Geschichten aus den tunesischen Tagebüchern (1956-2001).
Innsbruck: Haymon Verlag, 2002.
144 S., kart., m. Abb.; EUR 14,40.

Link zur Leseprobe

Der Charme des Veralteten -
Reisereportagen klassischen Zuschnitts, angelegt auf Feuilletonlänge und in mutiger Beschränkung auf die Anekdote erzählt, ohne "Anliegen" oder dergleichen, sind aus der Mode geraten. In den Fünfzigern und Sechzigern waren sie hierzulande wohl so etwas wie Ausdruck einer "neuen Weltoffenheit" des Publikums, vermochte man doch hier in einer Sprache und mit einem Gestus, die keine allzugroßen weltanschaulichen Ansrengungen bereiteten, das (noch) exotische als Teil der selben Welt erfaßbar machen, der der Sonntagsbeilagen- oder Magazinleser angehörte. Mit der zunehmenden Erschließung der "fremden" Räume, mit dem, was abfällig gern Multi-Kulti genannt wird, verlor die Form der Reisereportage zwangsläufig an Bedeutung, wo sie nicht gerade ein soziales bzw. politisches Anliegen zu ransportieren versprach.

Gert Müller nun, erfahrener Nordafrikareisender, Übersetzer von Tuareg-Lyrik, hat seinen Stil seit jeher an genau dieser aus der Mode gekommenen Form geschult, sein Handwerk als Schriftsteller nicht zuletzt an ihr erlernt, und nun bei Haymon eine Anekdotensammlung veröffentlicht, an der die Geschichte seiner Tunesienreisen ebenso abzulesen ist wie - so der nicht völlig erfüllte Anspruch des Buches - die Geschichte des Landes und - in noch geringerem Maße - Müllers persönliche Entwicklung.

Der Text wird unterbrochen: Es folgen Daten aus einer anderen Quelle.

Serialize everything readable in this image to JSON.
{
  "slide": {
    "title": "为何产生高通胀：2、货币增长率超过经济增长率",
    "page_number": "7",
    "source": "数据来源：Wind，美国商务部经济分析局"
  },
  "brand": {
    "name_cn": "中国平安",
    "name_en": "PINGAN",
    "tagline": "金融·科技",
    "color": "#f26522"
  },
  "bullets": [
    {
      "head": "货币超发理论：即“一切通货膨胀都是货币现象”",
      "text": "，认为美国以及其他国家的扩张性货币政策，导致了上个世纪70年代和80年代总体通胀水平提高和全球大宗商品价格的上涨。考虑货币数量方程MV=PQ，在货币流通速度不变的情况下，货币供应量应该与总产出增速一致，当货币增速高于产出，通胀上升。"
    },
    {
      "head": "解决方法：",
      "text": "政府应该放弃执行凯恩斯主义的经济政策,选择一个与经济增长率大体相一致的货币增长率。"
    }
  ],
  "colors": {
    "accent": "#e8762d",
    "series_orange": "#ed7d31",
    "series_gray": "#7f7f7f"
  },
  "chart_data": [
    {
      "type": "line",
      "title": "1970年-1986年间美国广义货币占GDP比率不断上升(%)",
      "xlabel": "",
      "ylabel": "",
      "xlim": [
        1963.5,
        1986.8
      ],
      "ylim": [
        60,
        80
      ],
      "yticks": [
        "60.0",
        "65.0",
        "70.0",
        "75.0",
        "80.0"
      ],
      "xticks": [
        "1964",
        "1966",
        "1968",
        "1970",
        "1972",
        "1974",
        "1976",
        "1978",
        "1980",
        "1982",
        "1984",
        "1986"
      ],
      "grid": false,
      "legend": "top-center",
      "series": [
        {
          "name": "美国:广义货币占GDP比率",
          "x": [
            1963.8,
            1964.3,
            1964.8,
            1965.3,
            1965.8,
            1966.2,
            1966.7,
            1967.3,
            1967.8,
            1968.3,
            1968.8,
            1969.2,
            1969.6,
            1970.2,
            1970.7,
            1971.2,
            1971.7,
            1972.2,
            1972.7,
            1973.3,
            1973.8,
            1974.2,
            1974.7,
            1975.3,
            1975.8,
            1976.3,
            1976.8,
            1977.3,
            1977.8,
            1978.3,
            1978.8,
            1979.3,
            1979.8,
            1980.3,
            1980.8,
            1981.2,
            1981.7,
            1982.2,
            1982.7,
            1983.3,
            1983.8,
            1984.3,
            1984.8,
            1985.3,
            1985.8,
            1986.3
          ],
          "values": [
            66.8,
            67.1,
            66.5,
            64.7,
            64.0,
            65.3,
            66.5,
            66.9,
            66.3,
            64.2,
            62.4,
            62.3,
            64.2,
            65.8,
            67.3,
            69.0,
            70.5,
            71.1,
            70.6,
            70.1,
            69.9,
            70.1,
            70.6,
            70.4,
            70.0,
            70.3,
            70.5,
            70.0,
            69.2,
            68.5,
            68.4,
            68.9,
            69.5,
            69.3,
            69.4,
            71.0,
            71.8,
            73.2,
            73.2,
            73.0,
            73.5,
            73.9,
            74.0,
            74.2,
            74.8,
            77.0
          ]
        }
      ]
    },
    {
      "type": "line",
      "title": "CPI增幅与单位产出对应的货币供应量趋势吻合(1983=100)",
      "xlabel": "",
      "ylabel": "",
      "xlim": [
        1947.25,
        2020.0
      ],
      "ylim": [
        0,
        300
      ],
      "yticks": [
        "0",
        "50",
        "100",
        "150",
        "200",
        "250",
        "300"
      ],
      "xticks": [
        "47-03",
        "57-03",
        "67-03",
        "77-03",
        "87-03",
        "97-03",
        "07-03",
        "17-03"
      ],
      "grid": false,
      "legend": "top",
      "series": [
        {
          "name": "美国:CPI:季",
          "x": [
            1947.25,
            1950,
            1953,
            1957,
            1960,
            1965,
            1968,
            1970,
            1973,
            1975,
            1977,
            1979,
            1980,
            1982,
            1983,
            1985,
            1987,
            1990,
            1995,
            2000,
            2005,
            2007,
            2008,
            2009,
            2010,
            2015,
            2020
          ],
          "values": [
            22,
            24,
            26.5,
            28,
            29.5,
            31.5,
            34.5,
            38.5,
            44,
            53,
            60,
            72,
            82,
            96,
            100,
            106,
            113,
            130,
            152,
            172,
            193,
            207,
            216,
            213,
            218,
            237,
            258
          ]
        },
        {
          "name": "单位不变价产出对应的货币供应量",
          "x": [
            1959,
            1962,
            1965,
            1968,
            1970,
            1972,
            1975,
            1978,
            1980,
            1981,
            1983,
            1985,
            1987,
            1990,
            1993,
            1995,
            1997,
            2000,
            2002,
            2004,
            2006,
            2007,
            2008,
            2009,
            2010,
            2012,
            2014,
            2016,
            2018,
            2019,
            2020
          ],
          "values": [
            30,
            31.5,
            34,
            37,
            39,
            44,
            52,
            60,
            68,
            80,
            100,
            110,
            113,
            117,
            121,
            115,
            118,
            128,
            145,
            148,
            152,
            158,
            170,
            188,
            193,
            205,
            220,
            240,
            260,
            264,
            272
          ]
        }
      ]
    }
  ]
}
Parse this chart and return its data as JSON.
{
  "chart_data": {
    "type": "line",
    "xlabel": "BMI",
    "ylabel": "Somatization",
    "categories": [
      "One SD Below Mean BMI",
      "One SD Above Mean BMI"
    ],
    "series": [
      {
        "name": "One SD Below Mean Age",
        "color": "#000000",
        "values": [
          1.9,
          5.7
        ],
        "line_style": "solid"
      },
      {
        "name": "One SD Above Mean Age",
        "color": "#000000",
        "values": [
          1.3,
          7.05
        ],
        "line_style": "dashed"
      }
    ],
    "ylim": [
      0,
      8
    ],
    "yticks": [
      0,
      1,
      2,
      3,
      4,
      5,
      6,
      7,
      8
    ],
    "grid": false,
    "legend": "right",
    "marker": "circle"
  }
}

Darin, in seinem aus-der-Mode-sein, liegt nun sowohl der Charme dieses Buches als auch das Problem, das es einem als Leser bereitet. Knappe Geschichten, Photos und skizzenhafte Reisezeichnungen führen einem Schauplätze und Menschen plastisch vor Augen, geben einen Einblick in Lebensbedingungen und Perspektiven der Geschilderten, aber mehr noch - und darin besteht die eigentliche Exotik des Bandes - in die zum Teil sichtlich überkommenen Perspektiven auf Nordafrika, auf denen die unkomplizierte Erzählhaltung zumindest der älteren Berichte fußt.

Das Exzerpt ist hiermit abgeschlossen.